Die Fahr­rad­tour ist nicht alltäg­lich, sie hat ledig­lich eine Länge von 16 km und ich halte an fünf Orten an. Es sind Orte mit einem beson­de­ren Bezug zur Geschichte der Neuzeit. Auch wenn diese Orte ein wenig aus dem Blick­feld gera­ten sind, ich messe ihnen eine grund­sätz­li­che Bedeu­tung bei und werde mich um zurück­hal­tende Kommen­tie­rung bemü­hen.
Es handelt sich um den Auswan­de­rer­bahn­hof Ruhle­ben, die Murel­len­schlucht und den Schan­zen­wald, den Jüdi­schen Fried­hof Heer­straße mit dem Grab von Heinz Galin­ski, um die neuzeit­li­che Schild­horn-Legende über den mittel­al­ter­li­chen Jaxa von Köpe­nick sowie um den „Selbst­mör­der­fried­hof“ mit Gräbern zaren­treuer Russen und dem Nicos von Velvet Under­ground.
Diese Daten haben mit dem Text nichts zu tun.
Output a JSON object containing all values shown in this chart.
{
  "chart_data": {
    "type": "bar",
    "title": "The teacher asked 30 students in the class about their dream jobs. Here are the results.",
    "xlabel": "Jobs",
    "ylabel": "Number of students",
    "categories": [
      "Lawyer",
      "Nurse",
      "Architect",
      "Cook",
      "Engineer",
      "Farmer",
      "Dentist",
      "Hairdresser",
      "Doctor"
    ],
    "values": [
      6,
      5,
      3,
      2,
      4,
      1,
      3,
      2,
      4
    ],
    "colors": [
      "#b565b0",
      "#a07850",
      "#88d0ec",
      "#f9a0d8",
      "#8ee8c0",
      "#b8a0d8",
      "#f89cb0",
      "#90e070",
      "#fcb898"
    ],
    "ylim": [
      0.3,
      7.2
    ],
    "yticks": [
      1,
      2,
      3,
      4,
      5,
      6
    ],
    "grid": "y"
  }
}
Die Fahr­rad­tour ist auf dem Routen­pla­ner komoot aufge­zeich­net, der kosten­frei genutzt werden kann. Sie beginnt am S‑Bhf. Stre­sow und endet im Ökowerk.
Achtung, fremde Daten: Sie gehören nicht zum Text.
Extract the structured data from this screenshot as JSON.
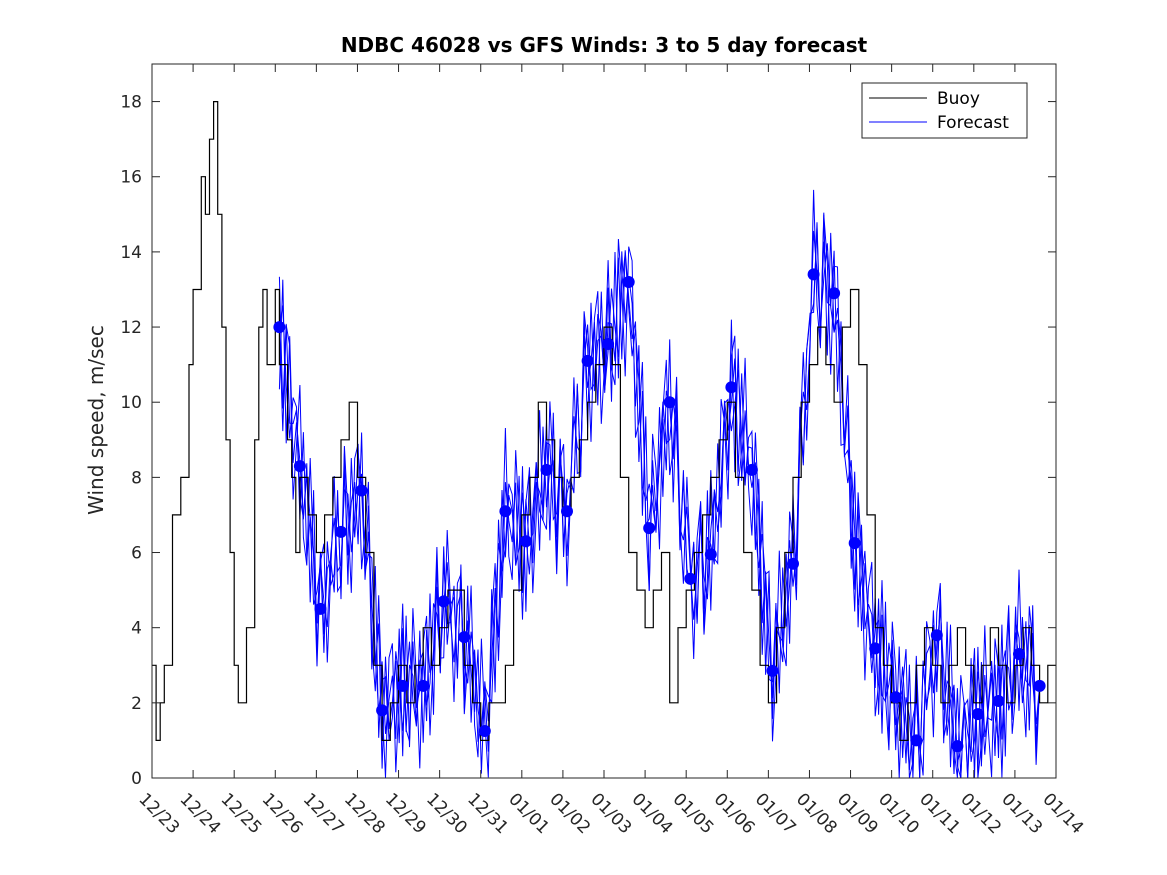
{
  "chart_data": {
    "type": "line",
    "title": "NDBC 46028 vs GFS Winds: 3 to 5 day forecast",
    "ylabel": "Wind speed, m/sec",
    "xlabel": "",
    "x_tick_labels": [
      "12/23",
      "12/24",
      "12/25",
      "12/26",
      "12/27",
      "12/28",
      "12/29",
      "12/30",
      "12/31",
      "01/01",
      "01/02",
      "01/03",
      "01/04",
      "01/05",
      "01/06",
      "01/07",
      "01/08",
      "01/09",
      "01/10",
      "01/11",
      "01/12",
      "01/13",
      "01/14"
    ],
    "xlim_days": [
      0,
      22
    ],
    "ylim": [
      0,
      19
    ],
    "y_ticks": [
      0,
      2,
      4,
      6,
      8,
      10,
      12,
      14,
      16,
      18
    ],
    "legend": {
      "placement": "top-right",
      "entries": [
        "Buoy",
        "Forecast"
      ]
    },
    "colors": {
      "buoy": "#000000",
      "forecast": "#0000ff"
    },
    "series": [
      {
        "name": "Buoy",
        "points": [
          [
            0.0,
            3
          ],
          [
            0.1,
            1
          ],
          [
            0.2,
            2
          ],
          [
            0.3,
            3
          ],
          [
            0.5,
            7
          ],
          [
            0.7,
            8
          ],
          [
            0.9,
            11
          ],
          [
            1.0,
            13
          ],
          [
            1.2,
            16
          ],
          [
            1.3,
            15
          ],
          [
            1.4,
            17
          ],
          [
            1.5,
            18
          ],
          [
            1.6,
            15
          ],
          [
            1.7,
            12
          ],
          [
            1.8,
            9
          ],
          [
            1.9,
            6
          ],
          [
            2.0,
            3
          ],
          [
            2.1,
            2
          ],
          [
            2.3,
            4
          ],
          [
            2.5,
            9
          ],
          [
            2.6,
            12
          ],
          [
            2.7,
            13
          ],
          [
            2.8,
            11
          ],
          [
            3.0,
            13
          ],
          [
            3.1,
            11
          ],
          [
            3.3,
            9
          ],
          [
            3.4,
            8
          ],
          [
            3.5,
            6
          ],
          [
            3.6,
            8
          ],
          [
            3.8,
            7
          ],
          [
            4.0,
            6
          ],
          [
            4.2,
            7
          ],
          [
            4.4,
            8
          ],
          [
            4.6,
            9
          ],
          [
            4.8,
            10
          ],
          [
            5.0,
            8
          ],
          [
            5.2,
            6
          ],
          [
            5.4,
            3
          ],
          [
            5.6,
            1
          ],
          [
            5.8,
            2
          ],
          [
            6.0,
            3
          ],
          [
            6.2,
            2
          ],
          [
            6.4,
            3
          ],
          [
            6.6,
            4
          ],
          [
            6.8,
            3
          ],
          [
            7.0,
            4
          ],
          [
            7.2,
            5
          ],
          [
            7.4,
            5
          ],
          [
            7.6,
            3
          ],
          [
            7.8,
            2
          ],
          [
            8.0,
            1
          ],
          [
            8.2,
            2
          ],
          [
            8.4,
            2
          ],
          [
            8.6,
            3
          ],
          [
            8.8,
            5
          ],
          [
            9.0,
            7
          ],
          [
            9.2,
            8
          ],
          [
            9.4,
            10
          ],
          [
            9.6,
            9
          ],
          [
            9.8,
            8
          ],
          [
            10.0,
            7
          ],
          [
            10.2,
            8
          ],
          [
            10.4,
            9
          ],
          [
            10.6,
            10
          ],
          [
            10.8,
            11
          ],
          [
            11.0,
            12
          ],
          [
            11.2,
            11
          ],
          [
            11.4,
            8
          ],
          [
            11.6,
            6
          ],
          [
            11.8,
            5
          ],
          [
            12.0,
            4
          ],
          [
            12.2,
            5
          ],
          [
            12.4,
            6
          ],
          [
            12.6,
            2
          ],
          [
            12.8,
            4
          ],
          [
            13.0,
            5
          ],
          [
            13.2,
            6
          ],
          [
            13.4,
            7
          ],
          [
            13.6,
            8
          ],
          [
            13.8,
            9
          ],
          [
            14.0,
            10
          ],
          [
            14.2,
            8
          ],
          [
            14.4,
            6
          ],
          [
            14.6,
            5
          ],
          [
            14.8,
            3
          ],
          [
            15.0,
            2
          ],
          [
            15.2,
            4
          ],
          [
            15.4,
            6
          ],
          [
            15.6,
            8
          ],
          [
            15.8,
            10
          ],
          [
            16.0,
            11
          ],
          [
            16.2,
            12
          ],
          [
            16.4,
            11
          ],
          [
            16.6,
            10
          ],
          [
            16.8,
            12
          ],
          [
            17.0,
            13
          ],
          [
            17.2,
            11
          ],
          [
            17.4,
            7
          ],
          [
            17.6,
            4
          ],
          [
            17.8,
            3
          ],
          [
            18.0,
            2
          ],
          [
            18.2,
            1
          ],
          [
            18.4,
            2
          ],
          [
            18.6,
            3
          ],
          [
            18.8,
            4
          ],
          [
            19.0,
            3
          ],
          [
            19.2,
            2
          ],
          [
            19.4,
            3
          ],
          [
            19.6,
            4
          ],
          [
            19.8,
            3
          ],
          [
            20.0,
            2
          ],
          [
            20.2,
            3
          ],
          [
            20.4,
            4
          ],
          [
            20.6,
            3
          ],
          [
            20.8,
            2
          ],
          [
            21.0,
            3
          ],
          [
            21.2,
            4
          ],
          [
            21.4,
            3
          ],
          [
            21.6,
            2
          ],
          [
            21.8,
            3
          ],
          [
            22.0,
            3
          ]
        ]
      },
      {
        "name": "Forecast",
        "points": [
          [
            3.1,
            12
          ],
          [
            3.6,
            8.3
          ],
          [
            4.1,
            4.5
          ],
          [
            4.6,
            6.55
          ],
          [
            5.1,
            7.65
          ],
          [
            5.6,
            1.8
          ],
          [
            6.1,
            2.45
          ],
          [
            6.6,
            2.45
          ],
          [
            7.1,
            4.7
          ],
          [
            7.6,
            3.75
          ],
          [
            8.1,
            1.25
          ],
          [
            8.6,
            7.1
          ],
          [
            9.1,
            6.3
          ],
          [
            9.6,
            8.2
          ],
          [
            10.1,
            7.1
          ],
          [
            10.6,
            11.1
          ],
          [
            11.1,
            11.55
          ],
          [
            11.6,
            13.2
          ],
          [
            12.1,
            6.65
          ],
          [
            12.6,
            10
          ],
          [
            13.1,
            5.3
          ],
          [
            13.6,
            5.95
          ],
          [
            14.1,
            10.4
          ],
          [
            14.6,
            8.2
          ],
          [
            15.1,
            2.85
          ],
          [
            15.6,
            5.7
          ],
          [
            16.1,
            13.4
          ],
          [
            16.6,
            12.9
          ],
          [
            17.1,
            6.25
          ],
          [
            17.6,
            3.45
          ],
          [
            18.1,
            2.15
          ],
          [
            18.6,
            1.0
          ],
          [
            19.1,
            3.8
          ],
          [
            19.6,
            0.85
          ],
          [
            20.1,
            1.7
          ],
          [
            20.6,
            2.05
          ],
          [
            21.1,
            3.3
          ],
          [
            21.6,
            2.45
          ]
        ]
      }
    ]
  }
}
Start­punkt der Tour ist der S‑Bhf. Stre­sow, am besten der Nord­ost­aus­gang. Auf der “Frei­heit”, so heißt die Straße, geht es einen halben Kilo­me­ter nach Osten, nach der Kreu­zung Pichelswerderstr./Am Schlan­gen­gra­ben gleich näch­ste Indu­strie­ein­fahrt hinein bis zum Werks­tor. U.a. hat der Voll­wert-Cate­rer “Luna” dort seinen Sitz.

Eigent­lich ist nichts zu sehen und damit fängt die Geschichte in ihrem Kern an: der Auswan­de­rer­bahn­hof Ruhle­ben.

Die Frei­heit ist werk­tags mit Gewer­be­ver­kehr stark befah­ren und hat kaum Fußgän­ger, ggf. radle ich auf dem Bürger­steig weiter.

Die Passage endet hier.